Privatizar, desregular y abrir la economía, cuidando los equilibrios macroeconómicos (monetarios y fiscales), fue la consigna. Ante cualquier riesgo, redoblar el ajuste, aunque sea recesivo y destruya empleos. Por debajo de este esquema, tender una red crediticia de seguridad que permita eventualmente sostener la convertibilidad ante un ataque especulativo. La fórmula fue perfeccionada después de soportar el efecto tequila, y ahora vuelve a resistir la embestida. Pero, ¿para qué aguanta esta vez la Argentina? Si el mundo para el cual se diseñó esta política no existirá más, ¿qué haremos los argentinos tocando nuestra parte de una sinfonía que nadie más va a interpretar?
(Apunte al margen: el célebre Jeffrey Sachs, de Harvard, llenó recientemente tres páginas de The Economist con una propuesta de convocar un G-16, grupo donde además de los países económicamente más grandes estén también ocho representantes del mundo en desarrollo. Cuatro infaltables entre éstos serían, para Sachs, Brasil, India, Sudcorea y Sudáfrica. Pero también propone la inclusión de “países democráticos más pequeños que gozan de sobreproporcional credibilidad en el mundo, como Chile y Costa Rica”. A la Argentina no la considera, quizá porque no reúne a su criterio ni el tamaño ni la credibilidad que justifiquen su inclusión.)
Mientras algunos países emergentes se bajan de la calesita, en los países centrales se discute el futuro en función de los intereses en juego. Todavía no se rinden quienes defienden el mismo paradigma neoliberal-globalizado, asegurando que la crisis estalló porque la red deseguridad estaba agujereada. La solución es darle recursos muy superiores al Fondo Monetario para que ayude a los países en las emergencias y mejorar los sistemas de alarma.
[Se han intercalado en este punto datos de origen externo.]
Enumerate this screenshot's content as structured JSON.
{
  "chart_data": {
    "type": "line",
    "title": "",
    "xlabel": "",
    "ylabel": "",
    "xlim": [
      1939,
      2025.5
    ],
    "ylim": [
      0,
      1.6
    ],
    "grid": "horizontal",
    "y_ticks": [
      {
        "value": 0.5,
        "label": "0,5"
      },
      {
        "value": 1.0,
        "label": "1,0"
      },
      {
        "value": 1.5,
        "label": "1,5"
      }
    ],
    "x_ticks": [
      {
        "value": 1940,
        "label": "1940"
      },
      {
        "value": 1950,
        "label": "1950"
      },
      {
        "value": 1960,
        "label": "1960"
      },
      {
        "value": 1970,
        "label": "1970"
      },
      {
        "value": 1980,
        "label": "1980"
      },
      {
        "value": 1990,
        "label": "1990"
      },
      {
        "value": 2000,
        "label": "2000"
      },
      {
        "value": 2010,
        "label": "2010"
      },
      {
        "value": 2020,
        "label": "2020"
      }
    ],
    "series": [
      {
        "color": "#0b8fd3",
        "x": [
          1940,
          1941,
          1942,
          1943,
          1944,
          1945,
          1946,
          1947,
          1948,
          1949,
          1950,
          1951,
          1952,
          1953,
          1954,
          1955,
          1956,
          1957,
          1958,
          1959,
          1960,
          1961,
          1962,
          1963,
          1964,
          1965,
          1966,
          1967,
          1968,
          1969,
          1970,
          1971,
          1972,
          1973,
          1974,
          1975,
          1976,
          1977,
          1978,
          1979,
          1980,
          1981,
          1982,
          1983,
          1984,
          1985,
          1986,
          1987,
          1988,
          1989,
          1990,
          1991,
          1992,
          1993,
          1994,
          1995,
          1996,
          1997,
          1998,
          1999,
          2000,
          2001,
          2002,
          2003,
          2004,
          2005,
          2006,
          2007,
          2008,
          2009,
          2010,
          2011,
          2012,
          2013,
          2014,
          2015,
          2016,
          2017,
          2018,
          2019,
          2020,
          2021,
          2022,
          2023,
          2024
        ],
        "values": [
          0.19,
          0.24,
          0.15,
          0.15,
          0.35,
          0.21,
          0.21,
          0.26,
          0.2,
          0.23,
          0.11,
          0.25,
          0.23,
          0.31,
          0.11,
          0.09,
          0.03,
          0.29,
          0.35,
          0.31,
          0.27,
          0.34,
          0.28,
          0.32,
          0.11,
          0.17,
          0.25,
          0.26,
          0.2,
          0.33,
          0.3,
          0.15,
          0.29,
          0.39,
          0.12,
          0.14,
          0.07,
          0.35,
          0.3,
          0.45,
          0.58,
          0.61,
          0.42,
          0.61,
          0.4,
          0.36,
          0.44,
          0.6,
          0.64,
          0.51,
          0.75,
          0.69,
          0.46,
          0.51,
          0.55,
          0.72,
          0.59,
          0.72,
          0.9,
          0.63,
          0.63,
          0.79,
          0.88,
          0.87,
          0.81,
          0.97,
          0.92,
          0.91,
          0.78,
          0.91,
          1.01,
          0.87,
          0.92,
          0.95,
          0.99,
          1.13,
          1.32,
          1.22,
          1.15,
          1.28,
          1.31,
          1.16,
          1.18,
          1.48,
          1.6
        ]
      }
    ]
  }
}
Pero esto implica una fuerte decisión política en Estados Unidos y las otras potencias, porque deberían utilizar recursos fiscales, tomados de sus contribuyentes, para otorgarles un seguro gratuito a los inversores que asuman riesgos en el mundo emergente.
La lógica es incontestable: si mañana el FMI o cualquier otro organismo pudiera garantizar el salvataje de todo país amenazado de quiebra, desaparecería el pánico y cesaría el actual boicot general de los inversores a la periferia. ¿Pero cuáles serían las leyes del riesgo capitalista en un mundo así, y qué dimensión deberían tener los fondos de rescate para resultar creíbles frente a los fabulosos movimientos de capital privado entre el centro y la periferia? Si para auxiliar a sólo dos países, como México y Corea del Sur, fueron necesarios (e insuficientes en el segundo caso) casi 110 mil millones de dólares, ¿cuánto demandaría una red universal?
Lo que por ahora está claro es que el estímulo intelectual para este debate sobre el futuro del capitalismo surgió por la extensión de la crisis a Estados Unidos (una economía cuyo déficit comercial puede acercarse este año a los 160 mil millones de dólares), y no por las devastadoras consecuencias económicas y sociales en los países que, durante la euforia globalizadora, pasaron a denominarse emergentes. Mientras algunas naciones periféricas eligen abrirse del juego, las fuentes del capital discuten cómo rescatar lo que les conviene del modelo. Lo que no llega a escucharse es la discusión del asunto en un país acosado como la Argentina.